Pernyataan tersebut mengundang
reaksi keras dari masyarakat Papua yang dianggap melecehkan budaya Papua.
Perbedaan antara budaya Cita dan masyarakat
Papua membuat kasus ini dianggap sebagai penghinaan. Bagi Cita mungkin
perkataannya hanya sebatas candaan tanpa ada maksud untuk menghina karena
umumnya bagi individu yang biasa tinggal dikota besar seperti Jakarta,
seringkali melakukan candaan dalam banyak hal. Namun hal tersebut dinilai
berbeda oleh masyarakat Papua. . Kasus ini menimbulkan pro kontra dan polemik
dimasyarakat hingga dilaporkan ke komisi X DPR, Komnas HAM dan Divisi kejahatan
Siber Polda Metro Jaya.
Menurut saya tidak ada yang salah dalam
kasus tersebut hanya perbedaan persepsi yang menimbulkan perbedaan pandangan.

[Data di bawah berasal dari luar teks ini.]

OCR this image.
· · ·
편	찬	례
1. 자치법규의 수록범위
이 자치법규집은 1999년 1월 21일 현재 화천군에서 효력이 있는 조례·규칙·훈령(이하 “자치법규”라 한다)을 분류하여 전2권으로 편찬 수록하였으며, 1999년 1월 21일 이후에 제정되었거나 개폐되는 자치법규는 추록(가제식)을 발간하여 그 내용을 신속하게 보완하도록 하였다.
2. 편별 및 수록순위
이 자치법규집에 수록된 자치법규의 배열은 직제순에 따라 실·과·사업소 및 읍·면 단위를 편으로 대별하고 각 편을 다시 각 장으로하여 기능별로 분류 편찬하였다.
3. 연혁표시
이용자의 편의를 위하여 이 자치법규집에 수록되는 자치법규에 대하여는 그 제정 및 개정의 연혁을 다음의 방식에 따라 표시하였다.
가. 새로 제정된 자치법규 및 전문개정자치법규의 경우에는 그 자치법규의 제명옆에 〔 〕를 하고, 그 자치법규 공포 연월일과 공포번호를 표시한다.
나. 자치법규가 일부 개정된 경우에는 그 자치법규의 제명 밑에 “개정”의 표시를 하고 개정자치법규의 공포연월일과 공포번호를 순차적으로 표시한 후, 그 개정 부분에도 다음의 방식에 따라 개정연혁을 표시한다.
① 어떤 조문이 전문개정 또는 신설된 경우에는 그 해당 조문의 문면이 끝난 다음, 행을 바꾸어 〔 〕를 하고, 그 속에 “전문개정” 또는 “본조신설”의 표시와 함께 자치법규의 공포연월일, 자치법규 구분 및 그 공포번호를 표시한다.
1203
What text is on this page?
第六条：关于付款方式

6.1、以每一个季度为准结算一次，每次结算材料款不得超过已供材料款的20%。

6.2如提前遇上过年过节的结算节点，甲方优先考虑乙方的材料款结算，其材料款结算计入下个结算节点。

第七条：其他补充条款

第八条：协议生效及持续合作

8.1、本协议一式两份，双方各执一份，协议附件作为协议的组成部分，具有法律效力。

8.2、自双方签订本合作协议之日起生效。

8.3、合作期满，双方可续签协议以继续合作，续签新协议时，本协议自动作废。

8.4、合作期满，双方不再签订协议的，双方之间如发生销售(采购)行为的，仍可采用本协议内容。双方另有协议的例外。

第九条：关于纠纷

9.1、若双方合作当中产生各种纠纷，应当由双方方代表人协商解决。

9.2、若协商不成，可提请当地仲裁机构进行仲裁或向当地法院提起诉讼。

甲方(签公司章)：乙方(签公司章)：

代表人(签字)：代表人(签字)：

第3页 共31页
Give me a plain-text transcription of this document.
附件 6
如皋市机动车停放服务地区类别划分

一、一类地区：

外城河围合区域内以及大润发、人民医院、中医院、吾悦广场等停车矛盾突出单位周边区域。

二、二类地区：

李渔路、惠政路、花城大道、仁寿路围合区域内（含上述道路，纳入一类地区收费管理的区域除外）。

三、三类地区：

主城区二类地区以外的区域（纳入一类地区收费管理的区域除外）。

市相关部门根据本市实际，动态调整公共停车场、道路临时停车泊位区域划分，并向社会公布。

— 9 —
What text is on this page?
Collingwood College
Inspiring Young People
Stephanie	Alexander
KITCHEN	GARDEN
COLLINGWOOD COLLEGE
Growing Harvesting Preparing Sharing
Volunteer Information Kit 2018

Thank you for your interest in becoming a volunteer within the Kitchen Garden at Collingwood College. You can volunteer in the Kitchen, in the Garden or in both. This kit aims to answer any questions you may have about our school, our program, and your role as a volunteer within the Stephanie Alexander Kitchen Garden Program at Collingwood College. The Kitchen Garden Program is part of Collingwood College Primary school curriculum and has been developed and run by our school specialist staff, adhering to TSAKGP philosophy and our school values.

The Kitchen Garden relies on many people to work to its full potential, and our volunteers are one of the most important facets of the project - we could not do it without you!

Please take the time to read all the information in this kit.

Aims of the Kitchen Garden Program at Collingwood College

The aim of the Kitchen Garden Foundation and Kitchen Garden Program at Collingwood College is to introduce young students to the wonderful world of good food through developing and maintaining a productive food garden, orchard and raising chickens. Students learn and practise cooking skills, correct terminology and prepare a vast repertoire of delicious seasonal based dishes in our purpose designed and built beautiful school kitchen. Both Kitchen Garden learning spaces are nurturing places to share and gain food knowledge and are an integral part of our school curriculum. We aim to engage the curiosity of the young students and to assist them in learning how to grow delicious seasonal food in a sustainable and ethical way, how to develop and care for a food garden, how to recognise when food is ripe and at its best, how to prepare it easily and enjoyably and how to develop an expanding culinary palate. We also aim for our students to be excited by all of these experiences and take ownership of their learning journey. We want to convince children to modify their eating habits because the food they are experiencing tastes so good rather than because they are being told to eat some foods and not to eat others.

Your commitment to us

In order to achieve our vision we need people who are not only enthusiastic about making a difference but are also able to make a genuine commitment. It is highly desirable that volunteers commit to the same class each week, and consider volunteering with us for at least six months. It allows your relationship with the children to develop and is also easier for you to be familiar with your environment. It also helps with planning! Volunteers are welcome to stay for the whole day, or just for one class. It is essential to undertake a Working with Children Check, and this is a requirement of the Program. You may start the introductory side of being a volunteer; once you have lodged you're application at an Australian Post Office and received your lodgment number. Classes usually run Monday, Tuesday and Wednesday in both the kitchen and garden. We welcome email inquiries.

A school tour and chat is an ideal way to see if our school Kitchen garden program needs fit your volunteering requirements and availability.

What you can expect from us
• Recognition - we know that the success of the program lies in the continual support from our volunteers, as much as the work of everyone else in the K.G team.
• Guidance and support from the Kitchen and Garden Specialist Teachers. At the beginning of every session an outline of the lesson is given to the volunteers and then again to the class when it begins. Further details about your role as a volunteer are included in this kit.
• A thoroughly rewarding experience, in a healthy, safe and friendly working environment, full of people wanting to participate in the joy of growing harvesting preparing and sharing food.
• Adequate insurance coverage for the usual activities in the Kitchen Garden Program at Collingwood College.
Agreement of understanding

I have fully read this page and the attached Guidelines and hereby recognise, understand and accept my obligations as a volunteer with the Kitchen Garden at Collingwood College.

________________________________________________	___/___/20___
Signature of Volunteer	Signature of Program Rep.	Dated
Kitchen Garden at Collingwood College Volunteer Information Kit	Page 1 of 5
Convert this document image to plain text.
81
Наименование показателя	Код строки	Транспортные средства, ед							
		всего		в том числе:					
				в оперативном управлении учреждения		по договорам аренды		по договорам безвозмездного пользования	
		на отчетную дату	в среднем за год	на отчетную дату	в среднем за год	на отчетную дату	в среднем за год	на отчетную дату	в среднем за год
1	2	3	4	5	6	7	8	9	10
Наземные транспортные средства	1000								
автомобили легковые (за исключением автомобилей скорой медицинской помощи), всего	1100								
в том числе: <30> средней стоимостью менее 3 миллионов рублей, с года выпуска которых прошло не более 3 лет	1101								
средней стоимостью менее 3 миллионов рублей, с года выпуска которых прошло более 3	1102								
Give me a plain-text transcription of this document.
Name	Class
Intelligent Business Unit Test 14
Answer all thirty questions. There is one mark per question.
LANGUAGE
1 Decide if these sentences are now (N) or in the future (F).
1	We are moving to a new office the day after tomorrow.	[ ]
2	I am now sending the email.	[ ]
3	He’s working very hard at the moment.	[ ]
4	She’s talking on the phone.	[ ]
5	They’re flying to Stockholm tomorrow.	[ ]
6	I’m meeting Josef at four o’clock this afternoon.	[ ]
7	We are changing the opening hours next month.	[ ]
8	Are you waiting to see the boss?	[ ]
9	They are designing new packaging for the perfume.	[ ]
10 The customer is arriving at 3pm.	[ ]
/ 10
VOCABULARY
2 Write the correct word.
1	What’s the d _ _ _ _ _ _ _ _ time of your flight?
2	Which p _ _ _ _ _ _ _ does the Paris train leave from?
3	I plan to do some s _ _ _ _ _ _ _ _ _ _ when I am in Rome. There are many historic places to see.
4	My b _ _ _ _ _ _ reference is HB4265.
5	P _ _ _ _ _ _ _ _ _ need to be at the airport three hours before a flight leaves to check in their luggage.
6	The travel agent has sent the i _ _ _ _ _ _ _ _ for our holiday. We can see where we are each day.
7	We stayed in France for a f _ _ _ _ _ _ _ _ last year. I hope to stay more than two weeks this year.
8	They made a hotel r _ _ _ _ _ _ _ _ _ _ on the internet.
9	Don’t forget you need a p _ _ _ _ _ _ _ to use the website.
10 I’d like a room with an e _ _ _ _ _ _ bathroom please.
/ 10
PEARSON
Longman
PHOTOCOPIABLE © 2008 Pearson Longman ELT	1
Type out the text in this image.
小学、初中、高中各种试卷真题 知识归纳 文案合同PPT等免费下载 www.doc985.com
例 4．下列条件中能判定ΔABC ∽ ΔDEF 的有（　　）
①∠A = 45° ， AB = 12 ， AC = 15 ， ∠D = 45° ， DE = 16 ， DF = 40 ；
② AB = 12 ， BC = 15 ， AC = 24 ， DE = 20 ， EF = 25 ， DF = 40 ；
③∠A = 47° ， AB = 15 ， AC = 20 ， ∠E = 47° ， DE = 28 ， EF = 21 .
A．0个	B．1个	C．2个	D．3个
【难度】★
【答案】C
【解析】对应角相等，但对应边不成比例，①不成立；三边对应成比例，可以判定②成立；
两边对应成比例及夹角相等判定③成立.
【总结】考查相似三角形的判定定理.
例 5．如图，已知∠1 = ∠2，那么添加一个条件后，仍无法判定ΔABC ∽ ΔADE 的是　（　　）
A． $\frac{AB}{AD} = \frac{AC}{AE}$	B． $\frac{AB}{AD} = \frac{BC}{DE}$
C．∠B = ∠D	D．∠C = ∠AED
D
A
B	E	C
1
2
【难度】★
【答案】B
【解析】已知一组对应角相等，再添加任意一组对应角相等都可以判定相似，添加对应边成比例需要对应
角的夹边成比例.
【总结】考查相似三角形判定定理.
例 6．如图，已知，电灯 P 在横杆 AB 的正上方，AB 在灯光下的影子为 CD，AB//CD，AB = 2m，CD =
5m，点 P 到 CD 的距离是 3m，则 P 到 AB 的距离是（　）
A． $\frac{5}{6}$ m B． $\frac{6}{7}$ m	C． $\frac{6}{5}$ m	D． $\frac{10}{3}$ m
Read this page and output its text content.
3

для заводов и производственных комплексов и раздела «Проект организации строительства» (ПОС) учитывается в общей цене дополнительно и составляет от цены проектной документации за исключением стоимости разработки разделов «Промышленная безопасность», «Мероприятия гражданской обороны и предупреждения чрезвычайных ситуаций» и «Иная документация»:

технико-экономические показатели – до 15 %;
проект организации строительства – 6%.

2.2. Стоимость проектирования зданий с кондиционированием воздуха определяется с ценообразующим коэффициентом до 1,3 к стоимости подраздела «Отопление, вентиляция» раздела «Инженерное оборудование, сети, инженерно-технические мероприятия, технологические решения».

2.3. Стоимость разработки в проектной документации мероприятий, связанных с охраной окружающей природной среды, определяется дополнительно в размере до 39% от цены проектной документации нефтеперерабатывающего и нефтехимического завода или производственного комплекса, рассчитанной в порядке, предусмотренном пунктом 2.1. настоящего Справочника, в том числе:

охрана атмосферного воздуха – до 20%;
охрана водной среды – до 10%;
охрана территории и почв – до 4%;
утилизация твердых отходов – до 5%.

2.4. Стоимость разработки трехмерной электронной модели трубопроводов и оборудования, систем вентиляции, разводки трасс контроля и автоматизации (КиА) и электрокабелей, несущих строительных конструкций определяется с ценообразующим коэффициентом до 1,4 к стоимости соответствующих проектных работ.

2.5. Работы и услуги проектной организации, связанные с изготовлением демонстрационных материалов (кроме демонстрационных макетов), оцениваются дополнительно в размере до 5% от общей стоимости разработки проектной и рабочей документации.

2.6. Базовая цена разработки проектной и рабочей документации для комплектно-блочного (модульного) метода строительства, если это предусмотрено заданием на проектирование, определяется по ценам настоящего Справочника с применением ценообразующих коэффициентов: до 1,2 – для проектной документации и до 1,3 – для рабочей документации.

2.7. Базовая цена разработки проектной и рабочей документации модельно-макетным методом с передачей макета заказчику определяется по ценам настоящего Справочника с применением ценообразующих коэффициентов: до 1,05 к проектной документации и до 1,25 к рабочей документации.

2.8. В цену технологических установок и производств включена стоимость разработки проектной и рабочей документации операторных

Kasus ini seharusnya tidak sampai ke Polda Metro Jaya dan Komisi X DPR karena
dapat diselesaikan atau dibicarakan di Komisi HAM. Dengan musyawarah dan
permintaan maaf dapat diselesaikan tanpa harus dibesar-besarkan. Ataupun dengan
teguran yang dilayangkan secara resmi oleh perwakilan masyarakat Papua. Umumnya
seniman berkata spontan tanpa ada maksud apa-apa dalam berkata.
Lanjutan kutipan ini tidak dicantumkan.